引っかけの核心は、酸素欠乏症等にかかったときの報告に「休業4日」という線引きを持ち込んでいる点にあります。
※ 問題文そのものは、公益財団法人 安全衛生技術試験協会が公表している試験問題で確認できます。
正解:選択肢5(誤っている記述)
| 選択肢 | 正誤 | 解説 |
|---|---|---|
| 1 | ○(正しい) | 石炭を入れてある貯蔵施設の内部の作業を第1種酸素欠乏危険作業とするのは正しい(酸素濃度の問題で、硫化水素中毒のおそれがある第2種ではない)。 |
| 2 | ○(正しい) | 作業中は常時状況を監視し、異常時に直ちに作業主任者やその他関係者へ通報する者を置くなど、異常を早期に把握する措置を講じるのは正しい。 |
| 3 | ○(正しい) | 空気呼吸器等と、はしご・繊維ロープなど避難救出に必要な用具を備えるのは正しい。 |
| 4 | ○(正しい) | パルプ液の配管等を分解して清掃する作業では、硫化水素中毒防止の知識を有する者から指揮者を選任し指揮させるのは正しい。 |
| 5 | ×(誤り) | 酸素欠乏症等にかかったときの報告に「休業4日に満たないときを除き」という限定を付けているのが誤り。休業日数を問わず遅滞なく報告する。 |
選択肢5は、労働者が酸素欠乏症等にかかったときの所轄労働基準監督署長への報告について、「休業の日数が4日に満たないときを除き」という条件を付けています。

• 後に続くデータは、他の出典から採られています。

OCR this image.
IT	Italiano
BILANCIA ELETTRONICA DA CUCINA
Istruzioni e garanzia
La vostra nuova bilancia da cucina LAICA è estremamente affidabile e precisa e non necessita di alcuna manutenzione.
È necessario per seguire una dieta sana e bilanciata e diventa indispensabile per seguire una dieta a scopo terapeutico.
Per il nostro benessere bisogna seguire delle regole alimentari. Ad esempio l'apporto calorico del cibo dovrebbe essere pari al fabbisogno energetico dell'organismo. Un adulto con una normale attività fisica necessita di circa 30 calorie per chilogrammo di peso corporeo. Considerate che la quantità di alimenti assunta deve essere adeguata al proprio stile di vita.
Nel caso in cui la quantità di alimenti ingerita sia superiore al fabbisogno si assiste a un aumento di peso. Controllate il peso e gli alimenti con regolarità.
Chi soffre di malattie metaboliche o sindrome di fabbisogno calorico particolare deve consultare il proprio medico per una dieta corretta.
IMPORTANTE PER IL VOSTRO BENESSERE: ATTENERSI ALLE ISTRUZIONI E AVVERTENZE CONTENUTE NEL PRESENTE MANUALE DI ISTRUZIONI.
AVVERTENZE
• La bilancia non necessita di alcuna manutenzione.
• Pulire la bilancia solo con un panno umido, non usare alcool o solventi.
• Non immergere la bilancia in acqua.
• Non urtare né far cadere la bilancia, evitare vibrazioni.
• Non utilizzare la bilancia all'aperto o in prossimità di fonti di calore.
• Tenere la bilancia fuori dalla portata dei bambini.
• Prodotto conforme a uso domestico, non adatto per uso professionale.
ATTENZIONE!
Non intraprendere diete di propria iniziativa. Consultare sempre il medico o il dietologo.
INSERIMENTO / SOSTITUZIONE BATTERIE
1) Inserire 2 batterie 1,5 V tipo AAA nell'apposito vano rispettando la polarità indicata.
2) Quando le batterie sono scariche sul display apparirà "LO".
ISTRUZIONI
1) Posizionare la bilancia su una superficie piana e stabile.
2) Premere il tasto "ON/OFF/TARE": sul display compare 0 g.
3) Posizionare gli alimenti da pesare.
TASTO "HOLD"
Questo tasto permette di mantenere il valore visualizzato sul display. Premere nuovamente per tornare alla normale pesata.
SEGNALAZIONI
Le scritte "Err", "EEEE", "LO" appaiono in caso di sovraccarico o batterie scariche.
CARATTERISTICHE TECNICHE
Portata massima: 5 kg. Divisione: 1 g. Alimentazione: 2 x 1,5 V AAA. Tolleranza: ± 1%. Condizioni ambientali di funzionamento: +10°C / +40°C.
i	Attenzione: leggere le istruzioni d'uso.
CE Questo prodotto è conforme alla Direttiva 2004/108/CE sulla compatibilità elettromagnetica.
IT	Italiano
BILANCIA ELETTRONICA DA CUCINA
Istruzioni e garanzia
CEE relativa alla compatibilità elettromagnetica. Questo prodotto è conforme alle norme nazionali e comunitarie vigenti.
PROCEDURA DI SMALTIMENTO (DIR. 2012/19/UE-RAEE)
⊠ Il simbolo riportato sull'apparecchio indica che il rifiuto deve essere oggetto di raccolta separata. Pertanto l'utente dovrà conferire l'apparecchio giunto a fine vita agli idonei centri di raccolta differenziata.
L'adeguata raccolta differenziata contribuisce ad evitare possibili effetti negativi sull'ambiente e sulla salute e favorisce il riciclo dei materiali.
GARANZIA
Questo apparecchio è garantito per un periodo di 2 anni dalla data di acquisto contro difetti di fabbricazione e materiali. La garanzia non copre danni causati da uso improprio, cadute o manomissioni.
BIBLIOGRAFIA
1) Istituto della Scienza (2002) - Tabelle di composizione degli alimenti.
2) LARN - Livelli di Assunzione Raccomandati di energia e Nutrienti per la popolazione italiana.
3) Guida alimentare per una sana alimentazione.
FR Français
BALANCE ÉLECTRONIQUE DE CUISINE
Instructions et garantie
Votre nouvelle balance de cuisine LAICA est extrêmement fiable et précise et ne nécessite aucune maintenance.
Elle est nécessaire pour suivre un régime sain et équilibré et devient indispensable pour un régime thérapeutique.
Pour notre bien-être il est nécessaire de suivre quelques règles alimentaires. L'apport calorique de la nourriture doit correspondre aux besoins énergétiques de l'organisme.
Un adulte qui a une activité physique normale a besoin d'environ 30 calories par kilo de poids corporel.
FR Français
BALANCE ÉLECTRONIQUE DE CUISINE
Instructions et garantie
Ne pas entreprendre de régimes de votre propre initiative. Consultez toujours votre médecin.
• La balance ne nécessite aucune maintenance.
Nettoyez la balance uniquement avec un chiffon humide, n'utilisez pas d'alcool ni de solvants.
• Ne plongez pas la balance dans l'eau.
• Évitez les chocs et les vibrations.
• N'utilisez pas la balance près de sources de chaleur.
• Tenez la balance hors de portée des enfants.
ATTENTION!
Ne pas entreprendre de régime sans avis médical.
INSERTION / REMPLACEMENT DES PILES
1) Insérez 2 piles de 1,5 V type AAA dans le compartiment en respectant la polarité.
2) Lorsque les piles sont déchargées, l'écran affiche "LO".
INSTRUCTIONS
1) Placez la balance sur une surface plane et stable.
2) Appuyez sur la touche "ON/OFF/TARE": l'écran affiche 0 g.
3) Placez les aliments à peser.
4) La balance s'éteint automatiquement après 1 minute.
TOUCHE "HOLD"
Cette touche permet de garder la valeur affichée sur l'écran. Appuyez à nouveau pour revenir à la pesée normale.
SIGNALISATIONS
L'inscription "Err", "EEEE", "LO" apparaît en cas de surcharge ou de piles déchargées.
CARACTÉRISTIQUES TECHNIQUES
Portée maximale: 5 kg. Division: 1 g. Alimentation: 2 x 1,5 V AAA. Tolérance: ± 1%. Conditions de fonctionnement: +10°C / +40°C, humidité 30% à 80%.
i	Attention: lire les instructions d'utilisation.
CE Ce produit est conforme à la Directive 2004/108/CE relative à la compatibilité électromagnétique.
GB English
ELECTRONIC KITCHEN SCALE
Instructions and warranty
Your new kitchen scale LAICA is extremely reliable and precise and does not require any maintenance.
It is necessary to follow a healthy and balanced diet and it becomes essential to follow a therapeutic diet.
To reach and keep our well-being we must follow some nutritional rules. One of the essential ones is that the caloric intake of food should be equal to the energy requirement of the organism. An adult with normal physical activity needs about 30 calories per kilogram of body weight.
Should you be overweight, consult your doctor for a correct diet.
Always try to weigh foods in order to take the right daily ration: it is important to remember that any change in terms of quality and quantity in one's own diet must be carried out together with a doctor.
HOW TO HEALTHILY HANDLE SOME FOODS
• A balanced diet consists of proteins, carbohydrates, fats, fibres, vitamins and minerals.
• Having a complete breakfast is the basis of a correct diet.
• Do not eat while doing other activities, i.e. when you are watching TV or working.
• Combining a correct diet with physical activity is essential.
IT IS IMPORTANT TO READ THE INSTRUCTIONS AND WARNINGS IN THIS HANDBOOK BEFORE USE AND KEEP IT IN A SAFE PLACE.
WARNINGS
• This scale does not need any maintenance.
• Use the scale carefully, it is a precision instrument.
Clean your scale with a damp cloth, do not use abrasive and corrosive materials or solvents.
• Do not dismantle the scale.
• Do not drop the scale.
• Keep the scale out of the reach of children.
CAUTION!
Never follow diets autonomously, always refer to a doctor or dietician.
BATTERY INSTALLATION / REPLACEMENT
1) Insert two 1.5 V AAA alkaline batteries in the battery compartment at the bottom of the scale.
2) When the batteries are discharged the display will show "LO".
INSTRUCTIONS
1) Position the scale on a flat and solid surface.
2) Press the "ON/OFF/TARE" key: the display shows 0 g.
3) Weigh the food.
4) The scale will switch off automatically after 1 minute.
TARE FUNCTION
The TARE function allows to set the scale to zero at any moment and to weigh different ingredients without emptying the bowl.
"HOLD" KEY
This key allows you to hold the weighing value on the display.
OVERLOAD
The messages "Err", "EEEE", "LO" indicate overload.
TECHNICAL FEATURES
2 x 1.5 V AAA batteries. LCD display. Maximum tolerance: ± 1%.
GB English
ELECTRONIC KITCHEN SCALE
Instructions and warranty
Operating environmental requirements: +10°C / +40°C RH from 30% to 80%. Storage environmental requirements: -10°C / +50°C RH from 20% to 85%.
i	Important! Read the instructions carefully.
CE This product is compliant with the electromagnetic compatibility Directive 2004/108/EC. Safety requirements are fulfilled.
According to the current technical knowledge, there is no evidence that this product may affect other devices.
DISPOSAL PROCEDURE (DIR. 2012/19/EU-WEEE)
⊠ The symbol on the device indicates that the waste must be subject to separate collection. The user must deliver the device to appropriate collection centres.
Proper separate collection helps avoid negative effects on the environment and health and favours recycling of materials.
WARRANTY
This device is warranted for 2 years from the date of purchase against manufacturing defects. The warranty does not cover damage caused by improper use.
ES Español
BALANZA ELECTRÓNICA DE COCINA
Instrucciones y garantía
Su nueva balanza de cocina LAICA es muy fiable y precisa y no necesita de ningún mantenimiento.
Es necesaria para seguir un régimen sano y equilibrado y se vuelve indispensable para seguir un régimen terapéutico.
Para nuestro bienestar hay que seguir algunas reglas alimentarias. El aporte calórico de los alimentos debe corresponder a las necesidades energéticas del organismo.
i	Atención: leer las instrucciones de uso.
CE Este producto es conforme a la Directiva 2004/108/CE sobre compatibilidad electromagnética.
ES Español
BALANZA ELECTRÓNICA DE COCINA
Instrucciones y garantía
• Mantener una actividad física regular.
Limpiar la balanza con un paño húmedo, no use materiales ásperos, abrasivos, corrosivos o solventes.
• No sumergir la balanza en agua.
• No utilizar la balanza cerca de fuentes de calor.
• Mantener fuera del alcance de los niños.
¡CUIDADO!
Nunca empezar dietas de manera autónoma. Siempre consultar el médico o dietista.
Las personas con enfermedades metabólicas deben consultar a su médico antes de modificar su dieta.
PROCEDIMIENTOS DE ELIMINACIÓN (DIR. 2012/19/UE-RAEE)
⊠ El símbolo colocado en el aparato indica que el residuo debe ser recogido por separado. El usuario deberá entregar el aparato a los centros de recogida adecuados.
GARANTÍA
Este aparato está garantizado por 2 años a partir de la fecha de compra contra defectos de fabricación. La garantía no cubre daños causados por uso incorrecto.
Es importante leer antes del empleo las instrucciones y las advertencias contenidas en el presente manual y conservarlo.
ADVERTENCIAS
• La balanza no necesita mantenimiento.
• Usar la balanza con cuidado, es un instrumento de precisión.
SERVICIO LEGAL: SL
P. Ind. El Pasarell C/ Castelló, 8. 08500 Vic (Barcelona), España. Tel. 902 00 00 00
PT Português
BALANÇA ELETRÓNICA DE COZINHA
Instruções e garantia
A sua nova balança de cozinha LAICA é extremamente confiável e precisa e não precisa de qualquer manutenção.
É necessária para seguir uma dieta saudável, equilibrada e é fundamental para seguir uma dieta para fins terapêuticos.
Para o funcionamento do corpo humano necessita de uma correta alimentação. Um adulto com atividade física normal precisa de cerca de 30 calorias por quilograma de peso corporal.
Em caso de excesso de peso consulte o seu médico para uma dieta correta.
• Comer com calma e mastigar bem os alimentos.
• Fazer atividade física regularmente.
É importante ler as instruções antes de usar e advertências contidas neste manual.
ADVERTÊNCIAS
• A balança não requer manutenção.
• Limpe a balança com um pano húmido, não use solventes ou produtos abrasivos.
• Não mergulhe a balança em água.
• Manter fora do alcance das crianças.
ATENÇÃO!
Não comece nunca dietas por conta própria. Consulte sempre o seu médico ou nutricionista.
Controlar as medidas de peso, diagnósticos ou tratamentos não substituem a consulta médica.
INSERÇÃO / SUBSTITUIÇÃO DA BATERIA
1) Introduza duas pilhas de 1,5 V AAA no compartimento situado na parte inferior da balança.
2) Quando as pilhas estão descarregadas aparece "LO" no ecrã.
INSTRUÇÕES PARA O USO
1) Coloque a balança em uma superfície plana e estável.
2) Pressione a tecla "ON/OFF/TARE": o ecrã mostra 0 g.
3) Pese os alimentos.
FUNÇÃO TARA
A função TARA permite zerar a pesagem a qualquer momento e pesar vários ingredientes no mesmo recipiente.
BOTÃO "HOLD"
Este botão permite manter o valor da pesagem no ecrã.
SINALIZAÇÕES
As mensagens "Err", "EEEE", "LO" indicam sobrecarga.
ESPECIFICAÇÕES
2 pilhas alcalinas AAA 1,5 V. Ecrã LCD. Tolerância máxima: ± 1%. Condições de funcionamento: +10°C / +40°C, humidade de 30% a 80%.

これが誤りです。酸素欠乏症等にかかった場合は、休業日数の長短にかかわらず、遅滞なくその旨を報告することとされています。
この引っかけは、労働者死傷病報告の仕組みと混同させるものです。労働者死傷病報告では、休業が4日以上か4日未満かで報告の様式や時期が変わります。
その「4日」という線引きを、酸素欠乏症等の報告に持ち込んだのが選択肢5です。
酸欠則の報告は、被災の重さによって報告するかどうかが変わるものではありません。休業4日未満なら報告しなくてよい、という除外規定は存在しません。
酸素欠乏症等にかかった事実があれば、遅滞なく報告すると押さえます。
問題:労働者が酸素欠乏症等にかかったが、休業が4日に満たなかった。所轄労働基準監督署長への報告は不要か。
必要です。酸素欠乏症等にかかったときは、休業日数の長短にかかわらず、遅滞なくその旨を報告します。「4日に満たないときを除く」という除外規定はありません。休業4日の線引きは労働者死傷病報告の話で、混同を狙った引っかけです。
問題:石炭を入れてある貯蔵施設の内部での作業は、第1種・第2種のどちらの酸素欠乏危険作業か。
第1種です。石炭の貯蔵施設内は酸素濃度の低下が問題となる場所で、硫化水素中毒のおそれを伴う第2種ではありません。硫化水素のおそれがある場所(し尿・腐泥・パルプ液など)が第2種だと整理すると区別しやすくなります。